Experts from the Intelligence Advanced Research Projects Activity, the research wing of the intelligence community, are using artificial intelligence and heaps of online text data to create such an identity verification marker, NextGov notes in a recent report. The rResearchers hope that one day this “fingerprint” text could play an important role in identifying the individuals behind disinformation campaigns and the fight against human trafficking.

“Imagine you had machine-generated text that was created online to run a disinformation campaign,” IARPA program director Dr. Timothy McKinnon told NextGov. “What technology will be able to do is that it will be able to identify, potentially, the fact that a machine generated the text, and also help you understand which groups are engaged in these activities. »

The proposed text-based fingerprinting technique would work somewhat similarly to other methods used by forensic experts to determine a person’s identity based on their handwriting. Just as humans have tiny little individual differences and idiosyncrasies in the way they write a word, online writers similarly have their own narratives when writing sentences online.

“Imagine if you had 100 different people and you asked them to describe something simple – like how to open a door – in two sentences or one sentence, you’d probably get around 100 different responses, right?” McKinnon asked. “And, you know, each person kind of has their own idiosyncrasies as an author that are potentially used by systems of attribution of authorship.”
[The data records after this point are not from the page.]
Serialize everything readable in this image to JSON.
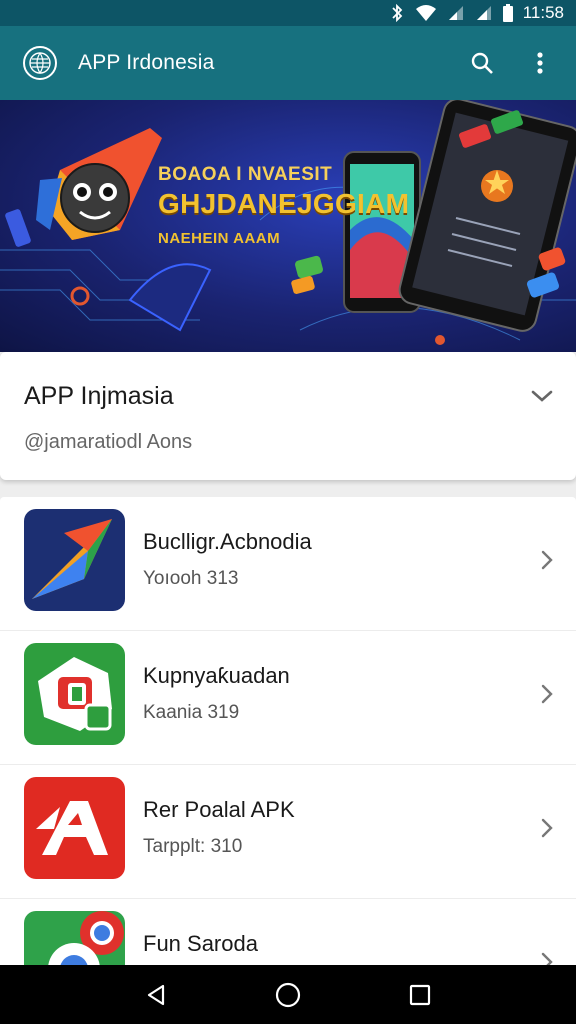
{
  "status_bar": {
    "time": "11:58",
    "icons": [
      "bluetooth-icon",
      "wifi-icon",
      "signal-icon",
      "signal-icon",
      "battery-icon"
    ]
  },
  "app_bar": {
    "title": "APP Irdonesia",
    "logo_icon": "globe-icon",
    "actions": [
      "search-icon",
      "more-vert-icon"
    ]
  },
  "hero": {
    "title": "BOAOA I NVAESIT",
    "headline": "GHJDANEJGGIAM",
    "subtitle": "NAEHEIN AAAM",
    "colors": {
      "background": "#1a2370",
      "accent": "#f2c230"
    }
  },
  "search_card": {
    "title": "APP Injmasia",
    "subtitle": "@jamaratiodl Aons",
    "chevron_icon": "chevron-down-icon"
  },
  "apps": [
    {
      "name": "Buclligr.Acbnodia",
      "meta": "Yoıooh  313",
      "icon": "paper-plane-logo-icon",
      "bg": "#1c2f72"
    },
    {
      "name": "Kupnyaƙuadan",
      "meta": "Kaania 319",
      "icon": "green-app-logo-icon",
      "bg": "#2e9e3e"
    },
    {
      "name": "Rer Poalal APK",
      "meta": "Tarpplt: 310",
      "icon": "red-a-logo-icon",
      "bg": "#e02a22"
    },
    {
      "name": "Fun Saroda",
      "meta": "",
      "icon": "chrome-logo-icon",
      "bg": "#2fa24a"
    }
  ],
  "nav_bar": {
    "buttons": [
      "back-icon",
      "home-icon",
      "recents-icon"
    ]
  }
}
With enough input data, McKinnon believes an AI tool could determine a fingerprint based solely on written text. Armed with this technology, a government agency could potentially determine if a bad actor was trying to impersonate someone else online, or perhaps tell if something impersonating a human online was in just a bot spewing misinformation.

Whether or not it is a Well It probably depends on how problematic you think misinformation and disinformation campaigns are and how much value you place on the idea of ​​online anonymity. Civil liberties groups and privacy advocates may shudder at the prospect of a powerful new fingerprinting tool being used by state agencies, especially in the wake of recently declassified documents retailer mass data collection directed by the CIA.

But before anyone microwaves their laptop, it’s worth noting that the particular use cases around IARPA’s text fingerprinting tools remain largely theoretical. McKinnon was quick to note that IARPA concentrates mainly on exploratory projects and does not necessarily determine how the technology will develop over the long term or how government partners will choose to deploy it.

Nevertheless, there are also some potential aspects of technology that preserve privacy. After identifying a user’s thumbprint, for example, someone could then go in and slightly edit the text so that it no longer resembles the original author.

Regardless of your feelings towards a new AI system, this day was inevitable. Along with mainstays like fingerprints and facial recognition, researchers have determined ways to identify people based on their voice, Steps, fecesand even their ass.